Real-World Applications
I've used this package in several production applications:
Automated Content Generation
A system generating thousands of product descriptions daily. Key features used:
- Connection pooling for high throughput
- Cost tracking for billing
- Retries for reliability
Interactive Chat Applications
Real-time chat applications requiring:
- Streaming responses
- Low latency
- Error resilience
Batch Processing Systems
Large-scale document processing using:
- Multiple providers
- Budget management
- Detailed usage tracking
What's Next
While the package is already being used in production, there's more to come:
Short Term
- Enhanced cost tracking across different pricing tiers
- Better model handling and automatic selection
- Support for more LLM providers
- Improved metrics and monitoring
Long Term
- Automatic provider failover
- Smart request routing
- Advanced budget controls
- Performance optimization tools
Best Practices and Tips
From my experience using this package in production, here are some recommendations:
- Start with conservative retry settings
- Monitor your token usage closely
- Set up budget alerts well below your actual limits
- Use streaming for interactive applications
- Implement proper error handling in your application
Conclusion
Building this package has significantly simplified my LLM integrations.
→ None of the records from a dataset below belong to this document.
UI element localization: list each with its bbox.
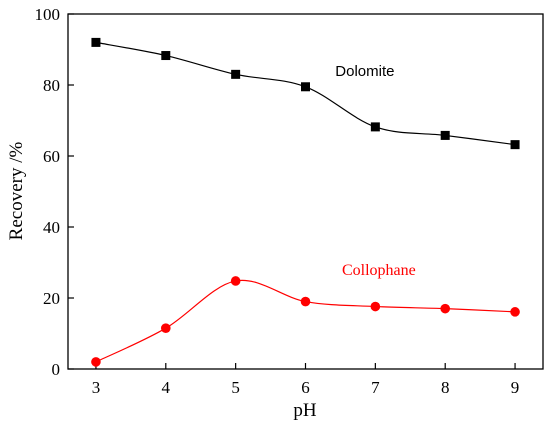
data-point — [91, 357, 101, 367]
data-point — [440, 130, 450, 140]
data-point — [370, 122, 380, 132]
data-point — [91, 37, 101, 47]
x-tick-label: 9 — [511, 378, 520, 397]
data-point — [231, 69, 241, 79]
y-axis-title: Recovery /% — [6, 142, 27, 241]
data-point — [161, 51, 171, 61]
data-point — [510, 307, 520, 317]
data-point — [301, 82, 310, 92]
x-tick-label: 8 — [441, 378, 450, 397]
series-dolomite — [91, 37, 520, 150]
series-label-collophane: Collophane — [342, 262, 416, 279]
x-axis-title: pH — [293, 400, 317, 421]
y-tick-label: 40 — [43, 218, 60, 237]
data-point — [440, 303, 451, 314]
data-point — [510, 140, 520, 150]
series-layer: Dolomite Collophane — [91, 37, 520, 367]
y-tick-label: 80 — [43, 76, 60, 95]
y-tick-label: 60 — [43, 147, 60, 166]
y-tick-label: 0 — [52, 360, 61, 379]
y-tick-label: 20 — [43, 289, 60, 308]
data-point — [160, 323, 171, 333]
axis-ticks: 3 4 5 6 7 8 9 0 20 40 60 80 100 — [35, 5, 520, 397]
series-label-dolomite: Dolomite — [335, 63, 394, 80]
x-tick-label: 4 — [162, 378, 171, 397]
data-point — [370, 301, 381, 312]
series-dolomite-line — [95, 41, 516, 146]
x-tick-label: 5 — [231, 378, 240, 397]
y-tick-label: 100 — [35, 5, 61, 24]
series-collophane-line — [95, 279, 516, 363]
x-tick-label: 6 — [301, 378, 310, 397]
plot-frame — [67, 13, 544, 370]
x-tick-label: 7 — [371, 378, 380, 397]
data-point — [230, 276, 241, 286]
series-collophane — [91, 276, 520, 367]
data-point — [300, 296, 311, 307]
x-tick-label: 3 — [92, 378, 101, 397]
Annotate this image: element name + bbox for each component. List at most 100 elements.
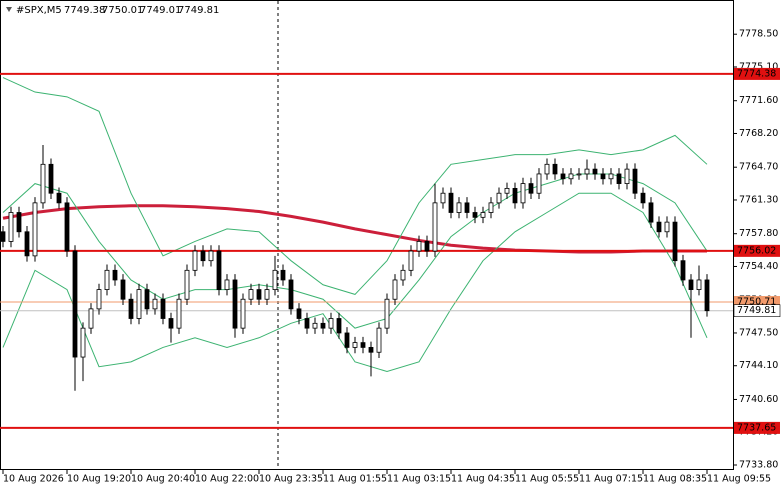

Instead of rewriting the same boilerplate code for each project, I can focus on building the actual features I need. If you're working with LLMs in Go, feel free to check out the package and contribute.
Like my approach to CI/CD deployment, this is open source and available for anyone to use and improve. The more we can standardize these patterns, the better our LLM integrations will become.
The future of LLM integration is about making these powerful tools more accessible and reliable. With proper abstractions and production-ready features, we can focus on building innovative applications instead of worrying about the underlying infrastructure.